Les œuvres de certains artistes sont facilement identifiables à distance. Nul n’est besoin de s’en approcher pour en lire la signature, au bas de la toile ou sur un cartouche. Ayman Baalbaki, dont il est régulièrement question dans ces colonnes, fait partie de ces plasticiens dont l’esthétique proche du néo-expressionnisme, mais, personnelle, intense, unique, vaut identification au premier regard. Aucun doute n’habite le spectateur qui peut ainsi se concentrer sur l’essentiel, c’est-à-dire l’œuvre elle-même.
L’exposition organisée à la Luce Gallery de Turin (Italie) jusqu’au 31 octobre, qui réunit quelques réalisations récentes, permet de confirmer cette impression. Son titre, Hanoi/Hong Kong, sonne comme une énigme, dans la mesure où les toiles ici réunies reprennent des thématiques non pas d'Extrême Orient, mais directement inspirées du Liban, où Ayman Baalbaki vit et travaille : visage de combattant en partie dissimulé derrière un keffieh (de la série Mulatham), immeubles effondrés, témoins architecturaux de conflits ou d’attentats (ici, Ruin-Form ou Embassy) composés d’un affrontement de lignes verticales et horizontales.

Dans ce contexte, les barrières de béton imposent leur polysémie : elles protègent autant qu’elles séparent.
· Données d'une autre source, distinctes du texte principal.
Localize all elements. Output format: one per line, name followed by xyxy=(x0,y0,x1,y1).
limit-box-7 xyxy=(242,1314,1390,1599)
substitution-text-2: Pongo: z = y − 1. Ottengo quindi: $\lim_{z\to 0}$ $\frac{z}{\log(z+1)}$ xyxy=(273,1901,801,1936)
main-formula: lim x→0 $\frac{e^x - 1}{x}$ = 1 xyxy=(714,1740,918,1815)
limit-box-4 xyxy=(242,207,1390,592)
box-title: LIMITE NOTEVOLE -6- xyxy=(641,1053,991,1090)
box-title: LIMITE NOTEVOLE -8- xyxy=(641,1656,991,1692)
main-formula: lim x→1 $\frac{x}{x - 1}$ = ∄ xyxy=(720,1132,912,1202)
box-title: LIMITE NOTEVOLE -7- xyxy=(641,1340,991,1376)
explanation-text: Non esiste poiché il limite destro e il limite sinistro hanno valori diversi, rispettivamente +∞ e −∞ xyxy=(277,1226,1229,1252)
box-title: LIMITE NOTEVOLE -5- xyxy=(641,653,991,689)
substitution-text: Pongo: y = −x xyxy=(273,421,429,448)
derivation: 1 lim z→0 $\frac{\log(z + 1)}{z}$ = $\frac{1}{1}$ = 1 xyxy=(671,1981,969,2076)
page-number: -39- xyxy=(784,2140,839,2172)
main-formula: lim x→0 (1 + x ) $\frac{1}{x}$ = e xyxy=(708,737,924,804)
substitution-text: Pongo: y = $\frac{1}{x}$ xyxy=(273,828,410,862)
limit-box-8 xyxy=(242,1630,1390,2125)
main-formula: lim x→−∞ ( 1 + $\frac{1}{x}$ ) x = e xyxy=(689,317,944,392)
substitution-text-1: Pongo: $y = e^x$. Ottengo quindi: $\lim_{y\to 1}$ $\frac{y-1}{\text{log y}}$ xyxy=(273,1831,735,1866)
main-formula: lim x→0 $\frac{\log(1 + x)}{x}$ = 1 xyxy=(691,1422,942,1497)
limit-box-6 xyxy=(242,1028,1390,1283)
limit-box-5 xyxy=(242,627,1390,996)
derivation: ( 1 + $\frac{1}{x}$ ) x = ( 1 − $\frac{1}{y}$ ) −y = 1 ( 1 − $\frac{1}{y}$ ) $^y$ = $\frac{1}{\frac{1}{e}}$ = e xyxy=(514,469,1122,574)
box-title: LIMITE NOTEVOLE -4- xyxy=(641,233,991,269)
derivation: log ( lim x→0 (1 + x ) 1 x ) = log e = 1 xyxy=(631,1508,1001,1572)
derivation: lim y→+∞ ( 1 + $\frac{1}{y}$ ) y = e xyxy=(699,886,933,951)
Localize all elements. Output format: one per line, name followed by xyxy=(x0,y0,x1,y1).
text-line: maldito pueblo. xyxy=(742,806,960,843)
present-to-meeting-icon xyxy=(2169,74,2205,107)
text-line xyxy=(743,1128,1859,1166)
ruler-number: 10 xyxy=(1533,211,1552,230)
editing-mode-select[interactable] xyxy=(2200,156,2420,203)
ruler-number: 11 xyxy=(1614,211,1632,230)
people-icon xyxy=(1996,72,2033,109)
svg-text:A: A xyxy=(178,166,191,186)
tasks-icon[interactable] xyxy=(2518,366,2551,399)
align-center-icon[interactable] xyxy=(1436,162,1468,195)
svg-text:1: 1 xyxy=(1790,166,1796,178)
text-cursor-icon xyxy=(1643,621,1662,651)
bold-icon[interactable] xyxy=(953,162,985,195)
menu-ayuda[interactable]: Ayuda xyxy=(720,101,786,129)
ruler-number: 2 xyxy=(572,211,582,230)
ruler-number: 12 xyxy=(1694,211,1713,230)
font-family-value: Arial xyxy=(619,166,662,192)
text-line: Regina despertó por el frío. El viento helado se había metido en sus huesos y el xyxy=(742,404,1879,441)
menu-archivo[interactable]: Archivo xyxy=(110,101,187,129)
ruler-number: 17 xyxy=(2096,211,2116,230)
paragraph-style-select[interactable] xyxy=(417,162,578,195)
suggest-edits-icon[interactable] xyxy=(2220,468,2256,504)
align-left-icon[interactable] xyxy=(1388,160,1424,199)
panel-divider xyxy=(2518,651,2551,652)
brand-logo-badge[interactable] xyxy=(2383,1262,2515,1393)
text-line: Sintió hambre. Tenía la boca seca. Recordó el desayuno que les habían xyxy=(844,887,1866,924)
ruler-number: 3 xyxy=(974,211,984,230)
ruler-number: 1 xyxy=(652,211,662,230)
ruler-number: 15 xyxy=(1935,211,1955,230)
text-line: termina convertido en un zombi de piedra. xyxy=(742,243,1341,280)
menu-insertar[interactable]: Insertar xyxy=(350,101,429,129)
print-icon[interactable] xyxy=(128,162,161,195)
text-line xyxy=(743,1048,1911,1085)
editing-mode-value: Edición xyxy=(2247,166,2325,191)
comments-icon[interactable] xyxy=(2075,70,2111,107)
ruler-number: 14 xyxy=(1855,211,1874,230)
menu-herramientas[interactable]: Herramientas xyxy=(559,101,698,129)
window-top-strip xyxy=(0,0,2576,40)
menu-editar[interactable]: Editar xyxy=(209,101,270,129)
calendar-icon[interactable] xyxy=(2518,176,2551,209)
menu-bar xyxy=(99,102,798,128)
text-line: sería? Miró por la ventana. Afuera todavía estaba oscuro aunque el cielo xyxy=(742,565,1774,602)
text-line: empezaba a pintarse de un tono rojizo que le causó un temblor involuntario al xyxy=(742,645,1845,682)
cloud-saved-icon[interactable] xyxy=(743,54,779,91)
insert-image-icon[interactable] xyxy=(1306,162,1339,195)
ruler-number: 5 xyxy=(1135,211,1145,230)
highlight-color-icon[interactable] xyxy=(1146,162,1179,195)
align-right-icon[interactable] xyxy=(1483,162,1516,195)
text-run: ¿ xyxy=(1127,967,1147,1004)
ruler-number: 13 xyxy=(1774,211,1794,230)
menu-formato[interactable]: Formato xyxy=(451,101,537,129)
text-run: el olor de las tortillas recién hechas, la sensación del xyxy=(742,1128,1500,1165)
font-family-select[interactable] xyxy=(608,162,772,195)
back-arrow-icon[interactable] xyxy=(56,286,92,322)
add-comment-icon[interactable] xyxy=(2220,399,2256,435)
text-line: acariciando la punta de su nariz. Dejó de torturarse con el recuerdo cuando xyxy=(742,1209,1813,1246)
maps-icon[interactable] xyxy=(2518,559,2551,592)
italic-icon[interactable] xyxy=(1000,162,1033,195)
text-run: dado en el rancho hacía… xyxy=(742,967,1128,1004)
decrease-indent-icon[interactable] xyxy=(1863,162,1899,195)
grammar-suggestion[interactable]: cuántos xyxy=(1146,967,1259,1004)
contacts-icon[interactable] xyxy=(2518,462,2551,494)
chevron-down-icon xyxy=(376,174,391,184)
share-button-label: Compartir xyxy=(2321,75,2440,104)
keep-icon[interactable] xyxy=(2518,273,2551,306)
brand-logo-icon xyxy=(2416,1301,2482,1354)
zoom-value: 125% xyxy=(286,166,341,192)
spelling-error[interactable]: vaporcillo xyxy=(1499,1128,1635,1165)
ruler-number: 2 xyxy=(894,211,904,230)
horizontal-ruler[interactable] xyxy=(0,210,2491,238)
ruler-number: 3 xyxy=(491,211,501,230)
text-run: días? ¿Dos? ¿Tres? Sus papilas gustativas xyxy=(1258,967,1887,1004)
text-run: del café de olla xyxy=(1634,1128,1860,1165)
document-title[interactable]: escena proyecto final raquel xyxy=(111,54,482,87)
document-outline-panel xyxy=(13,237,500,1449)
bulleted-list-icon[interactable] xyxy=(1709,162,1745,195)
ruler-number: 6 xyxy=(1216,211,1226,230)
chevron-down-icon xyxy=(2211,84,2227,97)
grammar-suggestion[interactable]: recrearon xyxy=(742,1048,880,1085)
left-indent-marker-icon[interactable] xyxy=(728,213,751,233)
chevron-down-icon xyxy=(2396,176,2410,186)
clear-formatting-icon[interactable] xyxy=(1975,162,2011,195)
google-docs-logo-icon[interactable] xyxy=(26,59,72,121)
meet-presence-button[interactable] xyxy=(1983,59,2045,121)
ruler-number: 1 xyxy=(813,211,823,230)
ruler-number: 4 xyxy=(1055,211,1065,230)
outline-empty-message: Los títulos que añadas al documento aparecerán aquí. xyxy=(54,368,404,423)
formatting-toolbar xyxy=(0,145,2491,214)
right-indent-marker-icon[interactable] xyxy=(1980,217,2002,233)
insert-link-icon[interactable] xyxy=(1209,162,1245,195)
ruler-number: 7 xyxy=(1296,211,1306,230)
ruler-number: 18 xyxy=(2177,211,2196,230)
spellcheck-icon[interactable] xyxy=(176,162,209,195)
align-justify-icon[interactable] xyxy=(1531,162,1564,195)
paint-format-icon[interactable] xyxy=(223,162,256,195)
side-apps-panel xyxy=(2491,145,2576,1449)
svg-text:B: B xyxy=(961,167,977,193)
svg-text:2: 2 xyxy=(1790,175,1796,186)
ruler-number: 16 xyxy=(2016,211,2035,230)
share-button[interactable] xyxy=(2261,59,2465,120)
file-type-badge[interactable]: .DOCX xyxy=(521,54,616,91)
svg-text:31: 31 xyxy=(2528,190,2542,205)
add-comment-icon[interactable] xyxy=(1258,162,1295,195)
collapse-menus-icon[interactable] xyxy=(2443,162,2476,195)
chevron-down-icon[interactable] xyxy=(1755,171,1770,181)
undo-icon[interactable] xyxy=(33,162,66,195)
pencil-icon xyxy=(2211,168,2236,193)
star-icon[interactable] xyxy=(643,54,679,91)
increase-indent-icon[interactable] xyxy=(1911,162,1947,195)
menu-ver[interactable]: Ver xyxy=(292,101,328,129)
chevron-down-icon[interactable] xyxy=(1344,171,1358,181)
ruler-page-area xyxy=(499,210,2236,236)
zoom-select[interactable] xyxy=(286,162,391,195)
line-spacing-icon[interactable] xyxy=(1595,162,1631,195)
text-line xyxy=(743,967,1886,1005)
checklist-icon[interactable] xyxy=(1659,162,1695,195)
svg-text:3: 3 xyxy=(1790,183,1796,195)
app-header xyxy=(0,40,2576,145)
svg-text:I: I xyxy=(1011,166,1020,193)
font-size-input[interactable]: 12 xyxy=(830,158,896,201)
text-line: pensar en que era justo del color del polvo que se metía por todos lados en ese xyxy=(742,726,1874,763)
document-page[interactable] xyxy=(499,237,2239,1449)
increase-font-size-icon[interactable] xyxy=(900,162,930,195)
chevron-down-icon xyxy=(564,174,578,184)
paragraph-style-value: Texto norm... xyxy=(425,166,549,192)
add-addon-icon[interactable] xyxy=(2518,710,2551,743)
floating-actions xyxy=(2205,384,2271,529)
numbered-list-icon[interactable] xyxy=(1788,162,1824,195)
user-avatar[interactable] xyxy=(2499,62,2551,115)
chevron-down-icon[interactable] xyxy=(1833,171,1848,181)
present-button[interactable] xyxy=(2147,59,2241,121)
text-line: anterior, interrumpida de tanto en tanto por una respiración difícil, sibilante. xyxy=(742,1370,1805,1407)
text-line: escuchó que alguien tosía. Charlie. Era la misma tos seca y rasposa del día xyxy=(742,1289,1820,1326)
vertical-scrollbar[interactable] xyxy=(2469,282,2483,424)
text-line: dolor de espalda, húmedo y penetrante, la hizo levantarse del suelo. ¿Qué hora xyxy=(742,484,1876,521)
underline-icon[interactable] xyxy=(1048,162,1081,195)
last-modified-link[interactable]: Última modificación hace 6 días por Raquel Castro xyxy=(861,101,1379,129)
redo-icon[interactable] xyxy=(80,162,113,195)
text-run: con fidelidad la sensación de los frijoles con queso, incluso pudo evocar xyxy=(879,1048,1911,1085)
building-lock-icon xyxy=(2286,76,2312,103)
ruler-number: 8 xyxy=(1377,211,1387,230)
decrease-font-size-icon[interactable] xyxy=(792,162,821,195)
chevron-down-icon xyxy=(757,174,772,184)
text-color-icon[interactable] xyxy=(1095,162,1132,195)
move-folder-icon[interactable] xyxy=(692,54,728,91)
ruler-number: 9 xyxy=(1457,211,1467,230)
Les toiles d’Ayman Baalbaki, plus allégoriques qu’il n’y paraît, témoignent d’une situation bien réelle, avec ce mélange de neutralité glaçante et de contrastes colorés (les tissus fleuris et kitsch sur lesquels il peint souvent, habituellement utilisés par les femmes chiites des régions rurales du Sud du Liban) qui semblent faire vibrer une note d’espoir et de vie au milieu de décors apocalyptiques.

Illustrations : Embassy, 2013, acrylique sur toile, laiton et néon, 225 x 140 cm - Concrete Lebanese Flag Barrier, 2013, acrylique sur panneau, 70 x 100 cm - Czech Hedgehog, 2013, acrylique sur panneau, 70 x 100 cm.